BACKGROUND & AIMS: Provision of long chain polyunsaturated fatty acids (LCP) both of the omega-3 and omega-6 families is recommended for preterm infants (PI). Fish oil (FO) contains omega-3 and omega-6 LCP and it is incorporated in the fat blend of the new generation lipid emulsions (LE). Omega-3 LCP have been shown to reduce the expression of genes involved in lipogenesis, which could be important for several organs development. The aim of this study was to ascertain if the use of intravenous FO has an effect on lipogenesis in PI.

METHODS

Forty PI were randomized to receive two LE: MSF (50:40:10 Medium Chain Triglycerides (MCT): Soybean oil (SO): FO) or MS (50:50 MCT:SO). We measured plasma lipids on day 7 and the fractional and absolute synthesis rates (FSR and ASR) of cholesterol and of selected fatty acids (FA) after (2)H2O body water labeling.

RESULTS

Plasma phospholipids (PL), free cholesterol (FC), and cholesterol esters (CE) concentrations were all lower in MSF than in MS. In spite of lower plasma FC and CE concentrations, cholesterol biosynthesis was similar between the two study groups (FC: FSR 16.0 ± 1.4 vs 14.1  ± 1.1%/d, p = 0.74; ASR 6.8 ± 0.6 vs 7.1 ± 0.6 mg kg(-1) d(-1), p = 0.93; CE: FSR 3.6 ± 0.5 vs 4.2 ± 0.4%/d, p = 0.38; ASR: 3.3 ± 0.4 vs 4.4 ± 0.5 mg kg(-1) d(-1), p = 0.13, in MSF and MS respectively).

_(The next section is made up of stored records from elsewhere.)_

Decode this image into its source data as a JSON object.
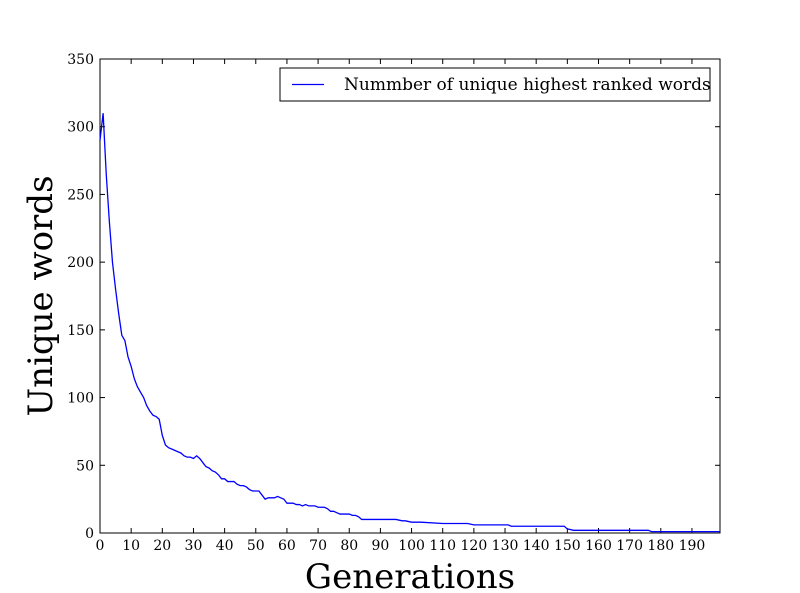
{
  "chart_data": {
    "type": "line",
    "title": "",
    "xlabel": "Generations",
    "ylabel": "Unique words",
    "xlim": [
      0,
      199
    ],
    "ylim": [
      0,
      350
    ],
    "xticks": [
      0,
      10,
      20,
      30,
      40,
      50,
      60,
      70,
      80,
      90,
      100,
      110,
      120,
      130,
      140,
      150,
      160,
      170,
      180,
      190
    ],
    "yticks": [
      0,
      50,
      100,
      150,
      200,
      250,
      300,
      350
    ],
    "grid": false,
    "legend": {
      "position": "top-right"
    },
    "series": [
      {
        "name": "Nummber of unique highest ranked words",
        "color": "#0000ff",
        "x": [
          0,
          1,
          2,
          3,
          4,
          5,
          6,
          7,
          8,
          9,
          10,
          11,
          12,
          13,
          14,
          15,
          16,
          17,
          18,
          19,
          20,
          21,
          22,
          23,
          24,
          25,
          26,
          27,
          28,
          29,
          30,
          31,
          32,
          33,
          34,
          35,
          36,
          37,
          38,
          39,
          40,
          41,
          42,
          43,
          44,
          45,
          46,
          47,
          48,
          49,
          50,
          51,
          52,
          53,
          54,
          55,
          56,
          57,
          58,
          59,
          60,
          61,
          62,
          63,
          64,
          65,
          66,
          67,
          68,
          69,
          70,
          71,
          72,
          73,
          74,
          75,
          76,
          77,
          78,
          79,
          80,
          81,
          82,
          83,
          84,
          85,
          88,
          92,
          95,
          97,
          98,
          100,
          102,
          103,
          110,
          115,
          118,
          120,
          125,
          131,
          132,
          140,
          148,
          149,
          150,
          152,
          160,
          170,
          176,
          177,
          180,
          190,
          199
        ],
        "y": [
          290,
          310,
          265,
          230,
          200,
          180,
          162,
          146,
          142,
          130,
          123,
          114,
          108,
          104,
          100,
          94,
          90,
          87,
          86,
          84,
          72,
          65,
          63,
          62,
          61,
          60,
          59,
          57,
          56,
          56,
          55,
          57,
          55,
          52,
          49,
          48,
          46,
          45,
          43,
          40,
          40,
          38,
          38,
          38,
          36,
          35,
          35,
          34,
          32,
          31,
          31,
          31,
          28,
          25,
          26,
          26,
          26,
          27,
          26,
          25,
          22,
          22,
          22,
          21,
          21,
          20,
          21,
          20,
          20,
          20,
          19,
          19,
          19,
          18,
          16,
          16,
          15,
          14,
          14,
          14,
          14,
          13,
          13,
          12,
          10,
          10,
          10,
          10,
          10,
          9,
          9,
          8,
          8,
          8,
          7,
          7,
          7,
          6,
          6,
          6,
          5,
          5,
          5,
          5,
          3,
          2,
          2,
          2,
          2,
          1,
          1,
          1,
          1
        ]
      }
    ]
  }
}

FSR and ASR of selected FA were, or tended to be, lower in MSF than in MS. ASR of PL palmitate (4.0 ± 0.3 vs 4.8 ± 0.4 mg kg(-1) d(-1), p = 0.045), PL oleate (0.2 ± 0.04 vs 0.4 ± 0.05 mg kg(-1) d(-1), p = 0.02) and CE oleate (0.5 ± 0.1 vs 0.9 ± 0.1 mg kg(-1) d(-1), p = 0.03) were significantly lower in MSF than in MS. There were no differences in plasma TG FA biosynthesis.

CONCLUSIONS

Cholesterol biosynthesis was not affected by 10% FO during neonatal parenteral nutrition. Ten percent FO caused a statistically significant reduction in the lipogenesis of selected FA and an overall tendency towards a reduced lipogenesis. The magnitude seems to be limited and the biological significance is unknown. Our data warrant follow-up studies in PI who receive intravenous FO, especially in those infants who receive larger doses than in the present study. Since this trial started in 2007, trial registration was not required.